Every month, food pantries, meal programs, and other partners of the Montana Food Bank Network distribute over 1 million pounds of food to those who are struggling in our communities. The impact of these programs is immediate and enormous, helping to keep food on the table for Montana families, seniors, underemployed workers, individuals with disabilities, and anyone else in need of a helping hand. While much of this food comes from the generous support of donors, a substantial portion also comes through The Emergency Food Assistance Program (TEFAP).
With so much food moving through our doors and out to families in need, it can be easy to forget that decisions made thousands of miles away can impact the work we do and the amount of food we’re able to distribute. However, these decisions are being made right now as Congress works towards passage of the Farm Bill, which includes funding for TEFAP.
TEFAP is a program of the USDA that for decades, has helped local food pantries and meal programs stock their shelves with nutritious food produced by U.S. farmers and ranchers. TEFAP makes up approximately 14 percent of the food distributed by the Montana Food Bank Network but for some of our local partners, up to half of the food on their shelves comes from TEFAP. Last year, Montana received more than 1.3 million pounds of TEFAP product, including high-quality proteins, grains, fruits and vegetables – items that are healthy, in high demand, and not always available through donations.
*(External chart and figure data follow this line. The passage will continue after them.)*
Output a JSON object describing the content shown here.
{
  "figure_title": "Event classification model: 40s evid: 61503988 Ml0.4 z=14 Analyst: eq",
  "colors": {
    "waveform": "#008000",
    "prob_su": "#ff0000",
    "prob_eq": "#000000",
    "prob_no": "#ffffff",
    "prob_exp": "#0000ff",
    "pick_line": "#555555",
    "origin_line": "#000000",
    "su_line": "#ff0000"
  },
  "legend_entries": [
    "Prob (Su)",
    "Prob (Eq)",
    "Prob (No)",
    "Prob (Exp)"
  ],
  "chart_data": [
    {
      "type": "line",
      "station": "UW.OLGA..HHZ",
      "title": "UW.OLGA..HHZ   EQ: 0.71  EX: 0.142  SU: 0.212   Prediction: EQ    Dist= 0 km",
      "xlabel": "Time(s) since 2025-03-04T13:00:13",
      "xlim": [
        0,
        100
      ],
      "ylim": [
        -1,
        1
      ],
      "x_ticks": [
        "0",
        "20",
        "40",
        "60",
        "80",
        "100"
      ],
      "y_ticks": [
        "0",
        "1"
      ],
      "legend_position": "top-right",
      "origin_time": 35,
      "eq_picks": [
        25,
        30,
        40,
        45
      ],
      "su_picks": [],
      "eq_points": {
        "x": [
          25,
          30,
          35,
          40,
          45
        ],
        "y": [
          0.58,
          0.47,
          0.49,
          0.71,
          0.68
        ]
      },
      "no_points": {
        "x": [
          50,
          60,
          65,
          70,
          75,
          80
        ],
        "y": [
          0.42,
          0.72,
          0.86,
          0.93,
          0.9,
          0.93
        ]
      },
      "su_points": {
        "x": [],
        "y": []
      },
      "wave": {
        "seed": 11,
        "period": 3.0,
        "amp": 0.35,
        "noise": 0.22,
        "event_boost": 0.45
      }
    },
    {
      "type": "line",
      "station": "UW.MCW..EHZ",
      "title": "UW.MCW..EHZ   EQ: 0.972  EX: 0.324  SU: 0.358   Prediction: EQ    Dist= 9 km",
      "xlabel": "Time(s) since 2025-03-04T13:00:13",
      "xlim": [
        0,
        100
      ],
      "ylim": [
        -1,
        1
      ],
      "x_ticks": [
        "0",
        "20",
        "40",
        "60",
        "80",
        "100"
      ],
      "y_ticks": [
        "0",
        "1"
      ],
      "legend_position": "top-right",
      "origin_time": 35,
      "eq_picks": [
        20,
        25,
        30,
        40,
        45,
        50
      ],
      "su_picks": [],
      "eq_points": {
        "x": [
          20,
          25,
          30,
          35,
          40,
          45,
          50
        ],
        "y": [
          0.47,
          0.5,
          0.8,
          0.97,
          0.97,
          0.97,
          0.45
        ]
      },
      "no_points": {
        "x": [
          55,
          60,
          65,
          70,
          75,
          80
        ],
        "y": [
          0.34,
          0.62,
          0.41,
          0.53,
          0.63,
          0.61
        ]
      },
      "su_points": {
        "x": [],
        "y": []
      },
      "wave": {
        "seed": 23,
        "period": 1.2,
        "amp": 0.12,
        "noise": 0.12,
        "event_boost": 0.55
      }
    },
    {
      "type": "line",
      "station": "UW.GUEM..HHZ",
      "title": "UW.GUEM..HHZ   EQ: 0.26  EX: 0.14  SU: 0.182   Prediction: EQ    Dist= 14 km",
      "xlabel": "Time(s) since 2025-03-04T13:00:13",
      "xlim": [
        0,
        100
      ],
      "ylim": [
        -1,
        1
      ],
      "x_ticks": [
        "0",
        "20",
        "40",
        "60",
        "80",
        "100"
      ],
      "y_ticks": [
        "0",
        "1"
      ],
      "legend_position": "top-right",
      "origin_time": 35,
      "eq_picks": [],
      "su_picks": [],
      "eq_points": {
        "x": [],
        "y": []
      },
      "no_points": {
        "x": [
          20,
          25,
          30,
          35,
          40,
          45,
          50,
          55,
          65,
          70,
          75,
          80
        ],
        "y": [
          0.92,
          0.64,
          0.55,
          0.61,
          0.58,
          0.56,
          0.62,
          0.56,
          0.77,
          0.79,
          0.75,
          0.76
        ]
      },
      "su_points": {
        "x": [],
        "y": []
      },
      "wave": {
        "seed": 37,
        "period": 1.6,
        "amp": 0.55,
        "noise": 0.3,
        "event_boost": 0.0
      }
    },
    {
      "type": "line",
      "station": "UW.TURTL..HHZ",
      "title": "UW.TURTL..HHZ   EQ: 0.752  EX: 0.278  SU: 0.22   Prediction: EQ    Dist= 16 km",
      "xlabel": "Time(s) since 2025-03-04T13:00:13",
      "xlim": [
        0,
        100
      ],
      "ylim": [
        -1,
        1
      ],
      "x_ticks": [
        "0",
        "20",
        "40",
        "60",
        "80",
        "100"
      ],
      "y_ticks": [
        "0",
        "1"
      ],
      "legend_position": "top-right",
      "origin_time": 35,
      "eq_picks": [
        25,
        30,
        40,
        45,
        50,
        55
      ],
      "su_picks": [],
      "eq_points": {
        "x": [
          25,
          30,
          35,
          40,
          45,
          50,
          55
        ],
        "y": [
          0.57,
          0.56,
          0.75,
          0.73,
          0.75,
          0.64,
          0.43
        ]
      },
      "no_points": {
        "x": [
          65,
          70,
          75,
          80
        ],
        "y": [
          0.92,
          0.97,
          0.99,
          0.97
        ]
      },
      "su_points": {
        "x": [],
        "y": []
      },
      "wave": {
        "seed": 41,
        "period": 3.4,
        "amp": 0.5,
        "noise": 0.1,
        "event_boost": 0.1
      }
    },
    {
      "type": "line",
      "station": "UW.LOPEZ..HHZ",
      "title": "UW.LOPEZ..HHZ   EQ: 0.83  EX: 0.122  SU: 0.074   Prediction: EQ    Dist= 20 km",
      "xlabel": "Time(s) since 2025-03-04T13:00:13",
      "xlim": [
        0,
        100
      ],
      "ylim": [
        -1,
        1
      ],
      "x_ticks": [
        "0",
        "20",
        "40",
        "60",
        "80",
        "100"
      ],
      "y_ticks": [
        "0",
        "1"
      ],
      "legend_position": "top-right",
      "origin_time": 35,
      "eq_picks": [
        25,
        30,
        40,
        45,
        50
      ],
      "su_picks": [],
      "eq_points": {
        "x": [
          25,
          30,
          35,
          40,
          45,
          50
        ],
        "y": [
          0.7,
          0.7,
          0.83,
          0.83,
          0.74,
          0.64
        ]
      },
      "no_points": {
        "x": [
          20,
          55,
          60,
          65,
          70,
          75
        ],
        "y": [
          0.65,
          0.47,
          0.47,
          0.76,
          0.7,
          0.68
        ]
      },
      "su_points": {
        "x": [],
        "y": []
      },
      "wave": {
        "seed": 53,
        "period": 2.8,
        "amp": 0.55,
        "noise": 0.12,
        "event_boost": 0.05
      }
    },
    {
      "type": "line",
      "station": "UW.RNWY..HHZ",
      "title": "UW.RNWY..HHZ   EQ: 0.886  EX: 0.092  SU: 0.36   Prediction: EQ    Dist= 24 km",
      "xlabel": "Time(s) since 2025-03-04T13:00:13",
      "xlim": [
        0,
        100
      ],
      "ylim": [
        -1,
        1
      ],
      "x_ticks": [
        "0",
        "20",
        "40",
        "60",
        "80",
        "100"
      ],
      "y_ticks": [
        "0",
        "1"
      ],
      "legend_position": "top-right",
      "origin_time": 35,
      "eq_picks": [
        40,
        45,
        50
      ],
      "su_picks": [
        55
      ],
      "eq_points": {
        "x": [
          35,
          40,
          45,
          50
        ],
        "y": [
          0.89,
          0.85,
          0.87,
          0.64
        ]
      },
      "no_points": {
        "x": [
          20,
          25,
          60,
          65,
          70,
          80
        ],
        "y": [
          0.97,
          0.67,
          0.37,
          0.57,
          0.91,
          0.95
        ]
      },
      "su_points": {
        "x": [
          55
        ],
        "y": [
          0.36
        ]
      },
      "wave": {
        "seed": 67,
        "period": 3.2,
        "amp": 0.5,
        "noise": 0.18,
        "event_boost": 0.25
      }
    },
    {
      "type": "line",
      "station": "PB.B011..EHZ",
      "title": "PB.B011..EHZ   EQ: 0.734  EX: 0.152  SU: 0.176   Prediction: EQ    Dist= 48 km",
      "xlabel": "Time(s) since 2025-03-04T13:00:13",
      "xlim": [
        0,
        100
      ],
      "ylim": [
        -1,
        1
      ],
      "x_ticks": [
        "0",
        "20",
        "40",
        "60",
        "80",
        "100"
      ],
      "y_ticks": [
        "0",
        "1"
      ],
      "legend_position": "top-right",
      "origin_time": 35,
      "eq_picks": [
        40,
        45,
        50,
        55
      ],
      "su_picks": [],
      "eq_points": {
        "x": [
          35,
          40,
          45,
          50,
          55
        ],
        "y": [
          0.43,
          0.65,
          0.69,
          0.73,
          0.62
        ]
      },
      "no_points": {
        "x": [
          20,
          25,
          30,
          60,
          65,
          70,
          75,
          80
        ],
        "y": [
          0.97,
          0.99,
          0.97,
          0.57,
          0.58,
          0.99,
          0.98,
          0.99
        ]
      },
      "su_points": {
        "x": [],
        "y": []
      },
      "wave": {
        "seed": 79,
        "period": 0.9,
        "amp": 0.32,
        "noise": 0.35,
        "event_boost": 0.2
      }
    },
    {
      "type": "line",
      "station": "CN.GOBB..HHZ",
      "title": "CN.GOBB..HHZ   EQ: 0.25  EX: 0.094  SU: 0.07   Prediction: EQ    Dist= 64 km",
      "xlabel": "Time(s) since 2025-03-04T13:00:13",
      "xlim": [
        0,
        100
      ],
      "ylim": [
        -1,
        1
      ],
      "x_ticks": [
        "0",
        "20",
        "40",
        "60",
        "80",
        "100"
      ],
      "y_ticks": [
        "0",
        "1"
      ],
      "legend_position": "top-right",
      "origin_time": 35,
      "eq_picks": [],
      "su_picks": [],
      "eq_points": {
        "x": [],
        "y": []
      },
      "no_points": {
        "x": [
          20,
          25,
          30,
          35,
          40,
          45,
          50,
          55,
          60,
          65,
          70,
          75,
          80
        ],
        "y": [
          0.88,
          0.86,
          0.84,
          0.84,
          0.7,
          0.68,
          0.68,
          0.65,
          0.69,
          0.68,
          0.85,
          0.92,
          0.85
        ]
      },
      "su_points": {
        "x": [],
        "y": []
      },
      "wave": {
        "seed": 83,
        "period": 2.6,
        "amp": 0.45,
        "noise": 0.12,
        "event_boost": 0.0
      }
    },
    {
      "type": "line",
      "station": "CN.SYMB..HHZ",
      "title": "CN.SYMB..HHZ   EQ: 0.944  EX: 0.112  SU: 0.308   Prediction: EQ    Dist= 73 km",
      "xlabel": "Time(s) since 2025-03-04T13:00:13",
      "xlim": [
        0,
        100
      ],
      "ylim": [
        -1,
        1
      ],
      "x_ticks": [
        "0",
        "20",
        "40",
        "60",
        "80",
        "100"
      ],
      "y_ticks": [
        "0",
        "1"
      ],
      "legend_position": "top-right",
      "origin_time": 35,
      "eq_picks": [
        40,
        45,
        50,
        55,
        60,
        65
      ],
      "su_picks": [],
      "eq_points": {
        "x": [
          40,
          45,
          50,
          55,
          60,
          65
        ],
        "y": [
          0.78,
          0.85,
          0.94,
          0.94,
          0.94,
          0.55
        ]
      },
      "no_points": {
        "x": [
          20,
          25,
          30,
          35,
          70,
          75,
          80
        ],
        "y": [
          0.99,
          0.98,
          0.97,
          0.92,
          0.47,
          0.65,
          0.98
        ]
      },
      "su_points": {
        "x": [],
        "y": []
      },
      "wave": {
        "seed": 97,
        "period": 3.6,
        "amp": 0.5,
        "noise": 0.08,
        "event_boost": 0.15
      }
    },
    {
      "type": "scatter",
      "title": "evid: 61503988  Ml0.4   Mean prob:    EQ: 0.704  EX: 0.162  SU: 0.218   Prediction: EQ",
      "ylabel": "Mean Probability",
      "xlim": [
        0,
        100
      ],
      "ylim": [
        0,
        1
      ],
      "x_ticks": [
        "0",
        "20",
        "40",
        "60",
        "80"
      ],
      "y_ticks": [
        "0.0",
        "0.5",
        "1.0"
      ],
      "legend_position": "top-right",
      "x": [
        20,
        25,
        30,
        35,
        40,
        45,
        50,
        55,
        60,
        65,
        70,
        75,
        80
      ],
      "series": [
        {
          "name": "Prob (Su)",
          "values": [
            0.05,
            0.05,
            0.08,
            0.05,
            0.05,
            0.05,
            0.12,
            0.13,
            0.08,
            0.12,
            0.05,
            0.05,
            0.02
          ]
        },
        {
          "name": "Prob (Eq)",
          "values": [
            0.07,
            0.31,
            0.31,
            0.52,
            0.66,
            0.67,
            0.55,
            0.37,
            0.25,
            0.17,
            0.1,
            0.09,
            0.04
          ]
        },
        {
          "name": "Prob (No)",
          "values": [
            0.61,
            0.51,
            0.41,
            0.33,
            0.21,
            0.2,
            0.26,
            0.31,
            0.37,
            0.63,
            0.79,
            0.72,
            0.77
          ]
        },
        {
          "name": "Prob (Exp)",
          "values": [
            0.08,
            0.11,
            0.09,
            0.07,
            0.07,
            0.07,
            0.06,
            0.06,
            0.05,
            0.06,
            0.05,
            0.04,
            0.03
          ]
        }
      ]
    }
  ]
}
Linda Sentz, with the Teton County Food Pantry shared with us, “Our rural food pantry depends heavily on TEFAP product to meet the need for food assistance in our community. We are concerned, because we have been seeing a deficit in our budget, and the majority of our budget is for the purchase of food. We purchase one-third of our food, we receive another third from local donations, and we completely depend on TEFAP for the final third. TEFAP has provided some of our most nutritious foods including hamburger, chickens, dried beans, canned fruits and vegetables, tomatoes, frozen blueberries, dried cherries, walnuts, crackers, and dried pasta. Our food pantry has been active because of a totally volunteer effort since 1986. Almost every penny we spend is on food. A loss of TEFAP product would definitely negatively impact the kind of food and the amount of food we can offer to our clients.”
TEFAP is a prime example of how the public and private sector can work together to end hunger. TEFAP provides funding that allows the USDA to purchase excess foods from American producers and distribute it through the emergency food system. Across the country, almost one in five meals provided through local food pantries and other hunger-relief agencies in 2017 was moved, stored, and distributed because of TEFAP.
The Montana Food Bank Network and our partners across the state work hard to care for our neighbors and help those in need. We believe that everyone deserves access to adequate, nutritious food. But we cannot do it alone. The fight against hunger in Montana depends on a strong public-private partnership, and continued support for public nutrition programs in the Farm Bill. Please join us in urging Montana’s congressional leaders to support strong funding for TEFAP in the final Farm Bill.
Gayle Carlson is CEO of the Montana Food Bank Network.